Casa Balboa
Chronique d’un désordre ordinaire
de Mario Rocchi


Le titre ne pouvait être mieux choisi ! En lisant ce livre, on entre dans l’univers de M. Balboa, journaliste, libertaire, obsédé sexuel, marié, père de trois enfants, et, et ce n’est pas un petit et… et propriétaire d’un chien prénommé Otto.
On ne peut pas dire que sa vie est un long fleuve tranquille ! Trois ados à la maison, une femme avec qui il se prend la tête tous les soirs, sans oublier sa maîtresse qui vit à l’étage inférieur.

Heureusement, il y a Otto, son fidèle compagnon, qui est comment dire un peu comme lui. Que vous dire de plus, si ce n’est que dans la Casa Balboa ça vit et pas seulement à demi, ça vit complètement. En même temps, c’est la famille (je n’irai pas jusqu’à dire comme les autres, il ne faut pas exagérer !) mais ce sont les conflits conjugaux, les conflits de générations. Et puis, c’est intelligent, parce qu’au travers de cela on voit une Italie qui change sur le plan politique, religieux etc…

Et puis, c’est drôle et mordant, ça fait du bien et, ce qui ne gâche rien, c’est bien écrit. Quand j’ai vu ce livre, je me suis dit, « il est pour moi », gagné ! C’est le second livre que je lis de cet éditeur, dans deux styles complètement différents, le premier était Adalina (magnifique).

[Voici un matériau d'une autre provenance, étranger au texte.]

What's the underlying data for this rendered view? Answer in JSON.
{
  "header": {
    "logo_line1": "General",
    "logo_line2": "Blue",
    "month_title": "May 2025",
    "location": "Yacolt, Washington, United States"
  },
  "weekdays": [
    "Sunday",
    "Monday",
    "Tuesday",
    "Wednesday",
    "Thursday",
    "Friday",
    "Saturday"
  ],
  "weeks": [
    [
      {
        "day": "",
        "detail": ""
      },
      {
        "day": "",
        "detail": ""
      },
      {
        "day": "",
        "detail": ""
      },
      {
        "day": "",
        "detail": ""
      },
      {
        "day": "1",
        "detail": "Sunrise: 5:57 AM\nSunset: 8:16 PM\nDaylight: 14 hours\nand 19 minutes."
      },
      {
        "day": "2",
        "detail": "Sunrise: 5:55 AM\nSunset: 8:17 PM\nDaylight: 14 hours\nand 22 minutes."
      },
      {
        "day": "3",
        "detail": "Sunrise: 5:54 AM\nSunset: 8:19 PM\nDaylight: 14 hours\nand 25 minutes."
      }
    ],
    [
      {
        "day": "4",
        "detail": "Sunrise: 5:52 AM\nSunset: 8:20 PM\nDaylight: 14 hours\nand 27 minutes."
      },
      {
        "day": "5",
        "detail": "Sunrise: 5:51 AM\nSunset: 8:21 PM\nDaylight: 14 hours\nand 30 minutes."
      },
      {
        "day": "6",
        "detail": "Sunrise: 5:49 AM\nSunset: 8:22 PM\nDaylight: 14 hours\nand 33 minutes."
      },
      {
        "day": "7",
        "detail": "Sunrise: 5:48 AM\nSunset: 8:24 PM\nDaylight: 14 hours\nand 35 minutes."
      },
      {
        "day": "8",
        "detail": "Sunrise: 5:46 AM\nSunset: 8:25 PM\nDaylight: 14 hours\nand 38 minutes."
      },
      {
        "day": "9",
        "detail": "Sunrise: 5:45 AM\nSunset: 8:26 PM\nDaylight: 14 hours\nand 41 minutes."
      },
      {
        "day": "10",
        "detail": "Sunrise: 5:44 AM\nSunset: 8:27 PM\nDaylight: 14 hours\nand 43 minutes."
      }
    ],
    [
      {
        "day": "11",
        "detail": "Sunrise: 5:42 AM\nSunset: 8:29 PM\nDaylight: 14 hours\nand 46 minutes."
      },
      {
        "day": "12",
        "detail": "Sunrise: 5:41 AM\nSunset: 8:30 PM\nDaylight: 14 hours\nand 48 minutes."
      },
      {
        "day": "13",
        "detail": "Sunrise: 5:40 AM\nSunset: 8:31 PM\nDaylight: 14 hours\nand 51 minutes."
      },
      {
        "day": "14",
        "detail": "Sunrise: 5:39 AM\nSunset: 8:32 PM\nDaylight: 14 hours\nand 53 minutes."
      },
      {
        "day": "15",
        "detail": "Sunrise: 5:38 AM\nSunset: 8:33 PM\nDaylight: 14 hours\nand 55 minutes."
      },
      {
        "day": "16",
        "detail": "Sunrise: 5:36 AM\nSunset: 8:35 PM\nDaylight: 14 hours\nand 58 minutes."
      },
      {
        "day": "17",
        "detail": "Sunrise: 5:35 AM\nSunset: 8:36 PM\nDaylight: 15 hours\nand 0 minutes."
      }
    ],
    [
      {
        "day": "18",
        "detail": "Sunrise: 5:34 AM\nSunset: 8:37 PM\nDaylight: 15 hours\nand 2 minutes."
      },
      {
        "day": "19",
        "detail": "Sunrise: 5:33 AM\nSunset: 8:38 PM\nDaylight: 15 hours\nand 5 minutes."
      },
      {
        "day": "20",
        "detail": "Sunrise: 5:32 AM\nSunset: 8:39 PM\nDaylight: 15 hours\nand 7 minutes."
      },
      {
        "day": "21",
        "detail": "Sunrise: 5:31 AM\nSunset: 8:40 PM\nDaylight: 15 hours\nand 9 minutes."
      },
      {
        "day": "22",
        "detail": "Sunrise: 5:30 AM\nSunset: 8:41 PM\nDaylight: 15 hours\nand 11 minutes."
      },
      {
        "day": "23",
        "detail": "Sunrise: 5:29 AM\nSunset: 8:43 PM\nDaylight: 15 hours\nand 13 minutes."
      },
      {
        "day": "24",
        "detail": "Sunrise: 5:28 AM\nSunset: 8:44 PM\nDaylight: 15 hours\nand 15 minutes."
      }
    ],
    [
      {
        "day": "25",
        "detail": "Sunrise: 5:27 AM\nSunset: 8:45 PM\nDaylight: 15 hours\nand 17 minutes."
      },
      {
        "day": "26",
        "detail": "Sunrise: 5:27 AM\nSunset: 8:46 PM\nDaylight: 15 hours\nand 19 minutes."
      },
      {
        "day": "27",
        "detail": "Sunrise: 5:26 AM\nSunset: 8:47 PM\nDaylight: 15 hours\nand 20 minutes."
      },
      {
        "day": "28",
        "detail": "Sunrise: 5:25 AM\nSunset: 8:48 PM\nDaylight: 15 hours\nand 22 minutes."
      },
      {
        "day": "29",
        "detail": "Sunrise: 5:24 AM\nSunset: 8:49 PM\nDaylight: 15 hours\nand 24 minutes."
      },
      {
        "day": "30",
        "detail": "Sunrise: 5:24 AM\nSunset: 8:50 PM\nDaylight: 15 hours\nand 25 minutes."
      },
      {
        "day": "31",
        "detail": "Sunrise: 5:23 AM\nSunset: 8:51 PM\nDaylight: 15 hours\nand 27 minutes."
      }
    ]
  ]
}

Sur la quatrième de couverture, il est dit « Amateurs de bluettes, de romances à l’eau de rose et d’historiettes convenues, passez votre chemin ! » J’acquiesce complètement, j’ajouterai les prudes.

Première page
Quand Otto est pris d'une lubie, j'ai intérêt à bien le tenir en laisse. Ce porc n'a pas de limites. Via Fillungo ou sur les remparts, s'il dégaine son arme, il ne fait aucune distinction de sexe et vu que les chiennes en chaleur, personne ne les sort, et que celles qui ne sont pas en chaleur sont farouches, il faut toujours qu'il aille tenter de monter des mâles, sans se soucier de leur taille. Si bien qu'avec les plus petits, il s'ac­tionne dans le vide et baise l'air. Je disais donc que je le tiens bien en laisse parce que je n'ai pas envie de m'engueuler avec les maîtres des autres cabots. J'ai déjà bien assez d'en­gueulades avec ma femme et mes traînards de gamins qui ne veulent ni étudier, ni travailler. Stefi a voulu s'inscrire en fac de philo. Mais, putain, ça va lui donner quoi, ce master ? C'est ça qui va lui donner un boulot, peut-être? De toute façon, c'est une cabocharde

- Ne t'inquiète pas, tu verras que ça me servira.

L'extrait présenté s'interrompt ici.